Este domingo 15 de junio de 2014 hay elecciones en mi país. He revisado lo que opiné hace cuatro años a propósito de los candidatos presidenciales de Colombia, y básicamente podría pensar lo mismo.
Me aburre la repetición de la política –la de todas partes–, y he comprobado una cosa: aprendemos más leyendo sobre política del imperio romano hace dos mil años que, diariamente, los principales periódicos del mundo.
MIEDO y ESPERANZA son los dos formas políticas de someter a los electores.
Me da escalofrío el cinismo del presidente-candidato para admitirlo. Renuncia al presente para soñar(verbo detestable cuando lo usa un presidente) un porvenir a todas luces incierto.
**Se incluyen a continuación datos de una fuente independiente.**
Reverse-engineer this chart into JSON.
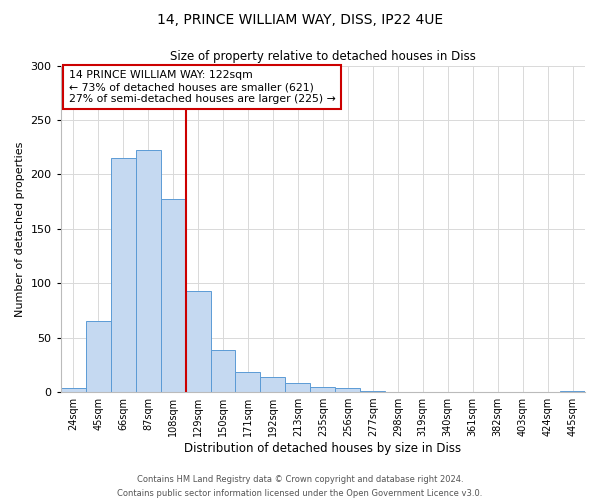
{
  "title_line1": "14, PRINCE WILLIAM WAY, DISS, IP22 4UE",
  "title_line2": "Size of property relative to detached houses in Diss",
  "xlabel": "Distribution of detached houses by size in Diss",
  "ylabel": "Number of detached properties",
  "bar_labels": [
    "24sqm",
    "45sqm",
    "66sqm",
    "87sqm",
    "108sqm",
    "129sqm",
    "150sqm",
    "171sqm",
    "192sqm",
    "213sqm",
    "235sqm",
    "256sqm",
    "277sqm",
    "298sqm",
    "319sqm",
    "340sqm",
    "361sqm",
    "382sqm",
    "403sqm",
    "424sqm",
    "445sqm"
  ],
  "bar_values": [
    4,
    65,
    215,
    222,
    177,
    93,
    39,
    18,
    14,
    8,
    5,
    4,
    1,
    0,
    0,
    0,
    0,
    0,
    0,
    0,
    1
  ],
  "bar_color": "#c5d9f1",
  "bar_edge_color": "#5b9bd5",
  "highlight_line_color": "#cc0000",
  "annotation_title": "14 PRINCE WILLIAM WAY: 122sqm",
  "annotation_line1": "← 73% of detached houses are smaller (621)",
  "annotation_line2": "27% of semi-detached houses are larger (225) →",
  "annotation_box_color": "#ffffff",
  "annotation_box_edge_color": "#cc0000",
  "ylim": [
    0,
    300
  ],
  "yticks": [
    0,
    50,
    100,
    150,
    200,
    250,
    300
  ],
  "footer_line1": "Contains HM Land Registry data © Crown copyright and database right 2024.",
  "footer_line2": "Contains public sector information licensed under the Open Government Licence v3.0.",
  "background_color": "#ffffff",
  "grid_color": "#d9d9d9"
}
Pretende ganar con laesperanza cuando antes ganó con el miedo…
Me da escalofrío la esclavitud voluntaria de los periodistas de nuestros principales diarios al evitar pisarle los callos al presidente-candidato, al auténtico poderoso, para vilipendiar y ladrarle al simulacro de poder, al opositor. No insultan al dueño de la Finca, sino al capataz. Ni que fueran tontos…
Como la política es acrónica (¿intemporal?) he releído El político (1907) de Azorín.
El 25 de abril de 1907 Azorín es elegido diputado de Cortes por Purchena, un distrito de Almería en España. Entonces se pone a pensar –a imaginarse– candidato a la presidencia, y escribe un pequeño tratado renacentista: El político.
Azorín ya pasó de moda y casi nadie lo lee: prueba de su inmenso talento.
Digamos que Azorín aspirara a ser el jefe de Estado. La campaña electoral lo requiere de un lado para otro. Recibe gentes, conversa con unos y con otros, lee cartas, contesta emails, habla en público.
Tiene algo en su persona del campesino: se acuesta y se levanta temprano. Combina una hora de ejercicio con una hora de lectura. Desayuna frugalmente: su cuerpo tiene que estar sano y fuerte. Necesita de fortaleza para no dejarse amargar por lo que oye en la radio de camino a su oficina, ni aplanarse por las encuestas cuando se las muestran sus asesores.
Almuerza poco y despacio, como si no tuviera prisa de nada. Al caer la tarde, una vez que ha fatigado reuniones y plazas públicas, se retira a su casa de campo. Vive a las afueras. Ama las montañas. Los fines de semana sube a ellas; contempla desde arriba el vasto panorama de la capital, esa ciénaga de luces. Baja al anochecer a casa del mayordomo; se mezcla en su vida menuda y aprende de las sus necesidades, dolores y ansias de la nación entera.
Es difícil para las visitas; no recibe a todos, sino a contadas personas, pero disimula y endulza su negativa a los periodistas que le tienden trampas en sus preguntas. No otorga la simpatía a todos los que lo exaltan. No se desparrama en palabras.
No da en la candidez de creer en la famosa distinción entre el derecho y la fuerza. Y reflexiona:
“No hay más que una cosa: fuerza. Lo que es fuerte, es lo que es de derecho. La fuerza hincha y llena cosas e ideas; estas cosas e ideas, mientras están animadas de esta poderosa y misteriosa vitalidad, son las que dominan; pero la fuerza —este algo que no podemos saber lo que es y que llamamos así— va haciendo su rotación, va trasladándose de un punto a otro, va circulando; y de este modo, lo que antes vivía, muere; y nuevas cosas e ideas surgen, prevalecen y dominan. Ha dicho un filósofo que los humanos, no pudiendo hacer que lo justo sea lo fuerte, han hecho que lo fuerte sea lo justo. En este espejismo, en este juego consolador vive la Humanidad; se proclama el derecho, se grita por la justicia, pero en el fondo sólo hay una cosa: fuerza. La fuerza es la vida, y la vida es un hecho desconocido.
Los políticos se engrandecen y decaen en virtud de la savia que está escondida en ellos; nada podría detener su engrandecimiento, ni nada podría evitar su ruina; es un hecho fatal. No haga sobre ello filosofías ni sentimentalismos. Si aparentemente, muestro otra cosa, en mi su creencia íntima, profunda, sé que no hay en el concierto universal nada más alto que la vida, y que la vida es la fuerza, que surge y que se retira”.